Page after page, this unconventional brilliance and wicked sense of humor turns up in Mullin’s “Golden Age of Baseball.” Baseball legends such as Babe Ruth, Ted Williams, Satchel Paige, Lou Gehrig, Jackie Robinson and Hank Greenberg were drawn with expertise and artistic precision. Yet all regularly suffered the same fate in having to deal with a screwy cast of nameless teammates and supporting characters.

This includes the ne’er-do-well Brooklyn Bum. As the Dodgers repeatedly lost to the New York Yankees in the World Series, the Bum gradually evolved “into a sad sack character, the perfect symbol of a struggling team.”

“If ever there was a sorry-looking character in baseball, Mullin’s Bum was the guy.”

The Dodgers finally beat the Yankees in 1955, and an over-the-moon Bum was (temporarily) taken away in a straightjacket.
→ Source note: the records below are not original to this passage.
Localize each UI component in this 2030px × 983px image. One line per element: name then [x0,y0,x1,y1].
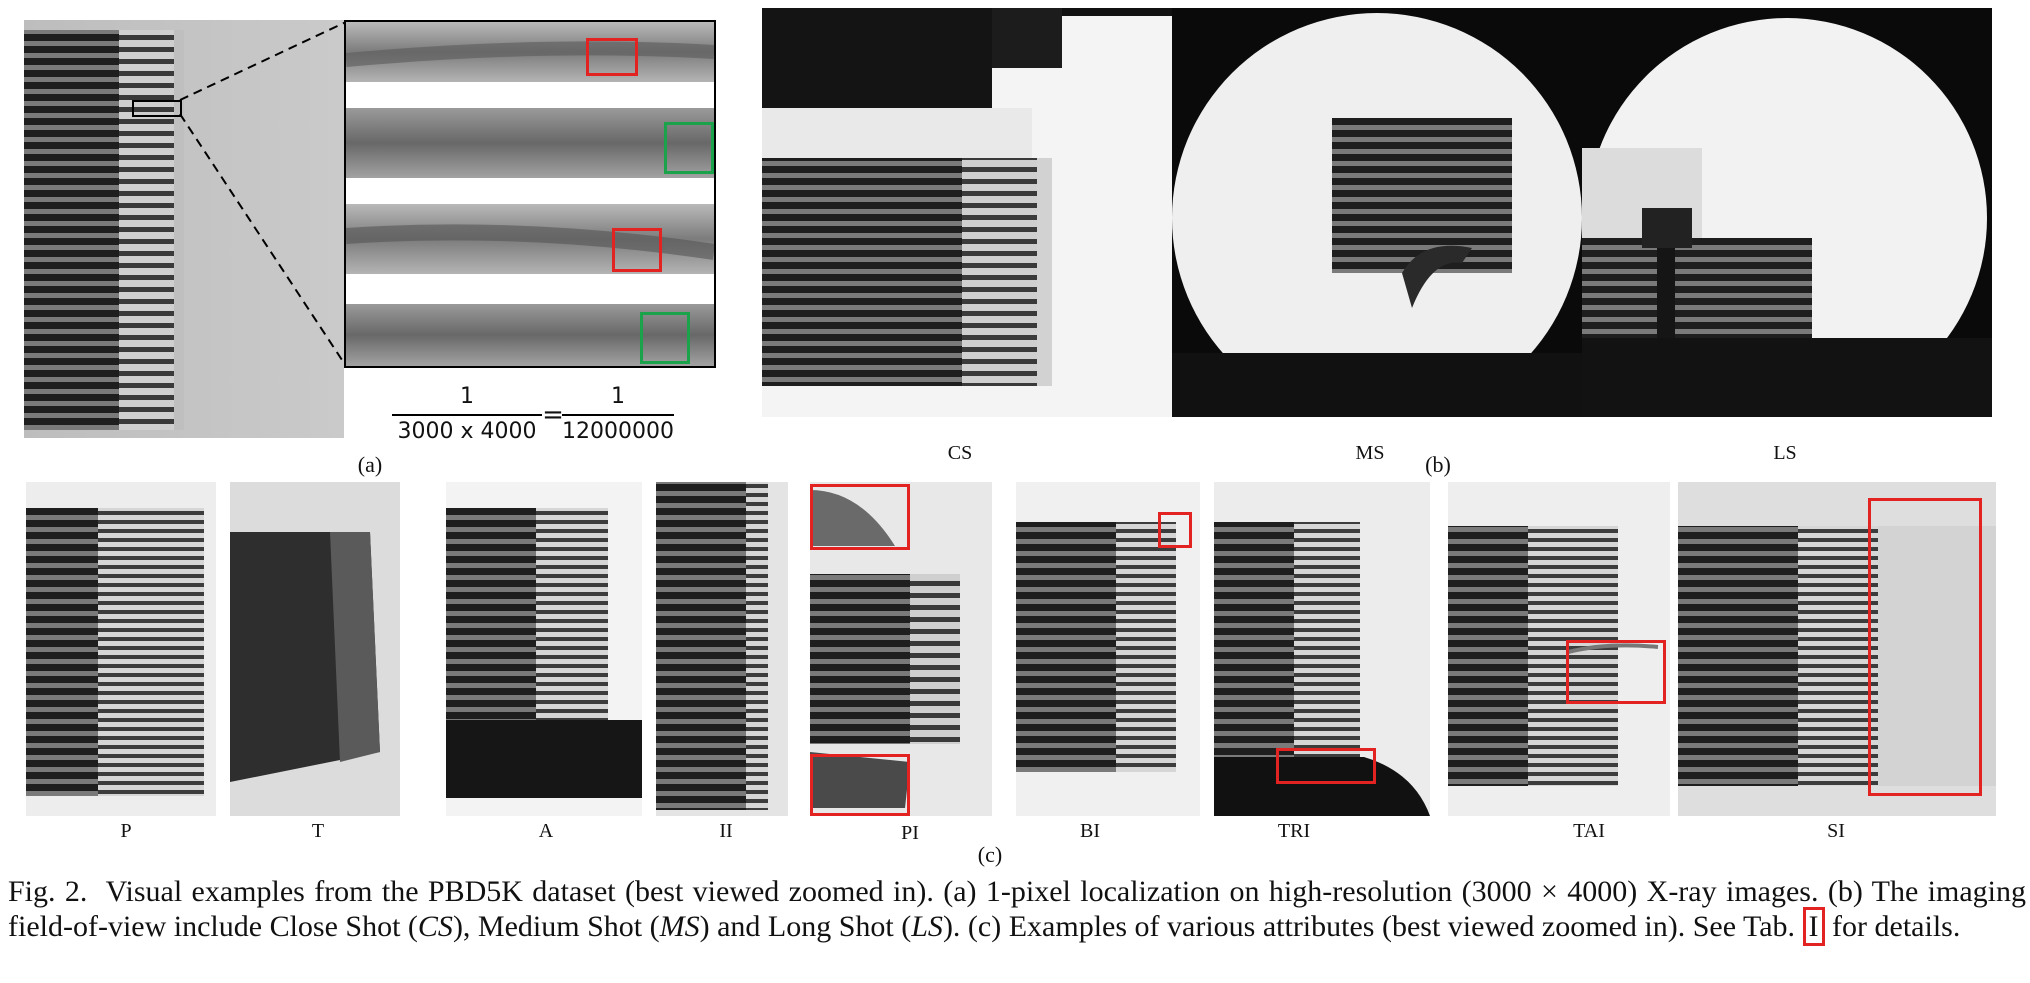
attr-label-p: P [96,820,156,843]
red-marker-box [612,228,662,272]
caption-text-4: ). (c) Examples of various attributes (b… [943,910,1795,943]
attr-label-bi: BI [1060,820,1120,843]
attribute-image-a [446,482,642,816]
attribute-image-t [230,482,400,816]
eq-right-numerator: 1 [562,384,674,409]
attr-label-pi: PI [880,822,940,845]
view-label-cs: CS [920,442,1000,465]
green-marker-box [664,122,714,174]
red-marker-box [810,754,910,816]
figure-caption: Fig. 2. Visual examples from the PBD5K d… [8,874,2026,944]
red-marker-box [586,38,638,76]
close-shot-image [762,8,1172,417]
view-label-ls: LS [1745,442,1825,465]
caption-text-5: for details. [1832,910,1960,943]
view-label-ms: MS [1330,442,1410,465]
caption-cs: CS [418,910,453,943]
long-shot-image [1582,8,1992,417]
caption-text-3: ) and Long Shot ( [700,910,912,943]
zoom-strip-2 [346,108,714,178]
attribute-image-p [26,482,216,816]
caption-text-2: ), Medium Shot ( [453,910,660,943]
caption-ms: MS [660,910,700,943]
panel-a-label: (a) [350,452,390,478]
caption-fig-label: Fig. 2. [8,875,87,908]
red-marker-box [1868,498,1982,796]
medium-shot-image [1172,8,1582,417]
eq-left-denominator: 3000 x 4000 [392,419,542,444]
red-marker-box [810,484,910,550]
panel-b-label: (b) [1416,452,1460,478]
attr-label-ii: II [696,820,756,843]
zoom-connector-lines [0,0,360,380]
red-marker-box [1276,748,1376,784]
eq-right-denominator: 12000000 [562,419,674,444]
attribute-image-ii [656,482,788,816]
attr-label-si: SI [1806,820,1866,843]
red-marker-box [1566,640,1666,704]
green-marker-box [640,312,690,364]
zoom-strip-1 [346,22,714,82]
table-reference-link[interactable]: I [1803,907,1825,946]
resolution-equation: 1 3000 x 4000 = 1 12000000 [392,384,682,444]
attr-label-a: A [516,820,576,843]
red-marker-box [1158,512,1192,548]
attr-label-t: T [288,820,348,843]
attr-label-tri: TRI [1264,820,1324,843]
attr-label-tai: TAI [1554,820,1624,843]
zoom-frame [344,20,716,368]
caption-ls: LS [911,910,943,943]
eq-left-numerator: 1 [392,384,542,409]
panel-c-label: (c) [970,842,1010,868]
Mullin’s slangy and hilarious paragraph says it all, “Leave not let no one tell yez the cure ain’t not sometimes more virulent than th’ mallar-dy!”

The New York Daily News cartoonist Bill Gallo (who passed away before writing the book’s introduction) had said in the past that Mullin “was born with a great talent for drawing” and “brought a wry sense of humor to his work, a lighthearted approach to the world of sports.”

Other great New York sports cartoonists of this era, including Thomas “Pap” Paprocki (Sun), Burris Jenkins Jr. (Journal) and Johnny Pierotti (Post), “were all formidable artists who knew sports and also had a faculty to write.” Yet when Gallo “opened the World-Telegram, there was Mullin, the Rembrandt of the bunch, the greatest sports cartoonist of all time.” Others felt the same way, too.

Sports cartoonist Drew Litton opined in Mr. Sandomir’s Times piece that his vocation is “a part of America that’s dying away.” Maybe this important and inspirational volume will help inspire the next generation of Willard Mullins to step forward.

Michael Taube, a former speechwriter for Canadian Prime Minister Stephen Harper, is a contributor to The Washington Times.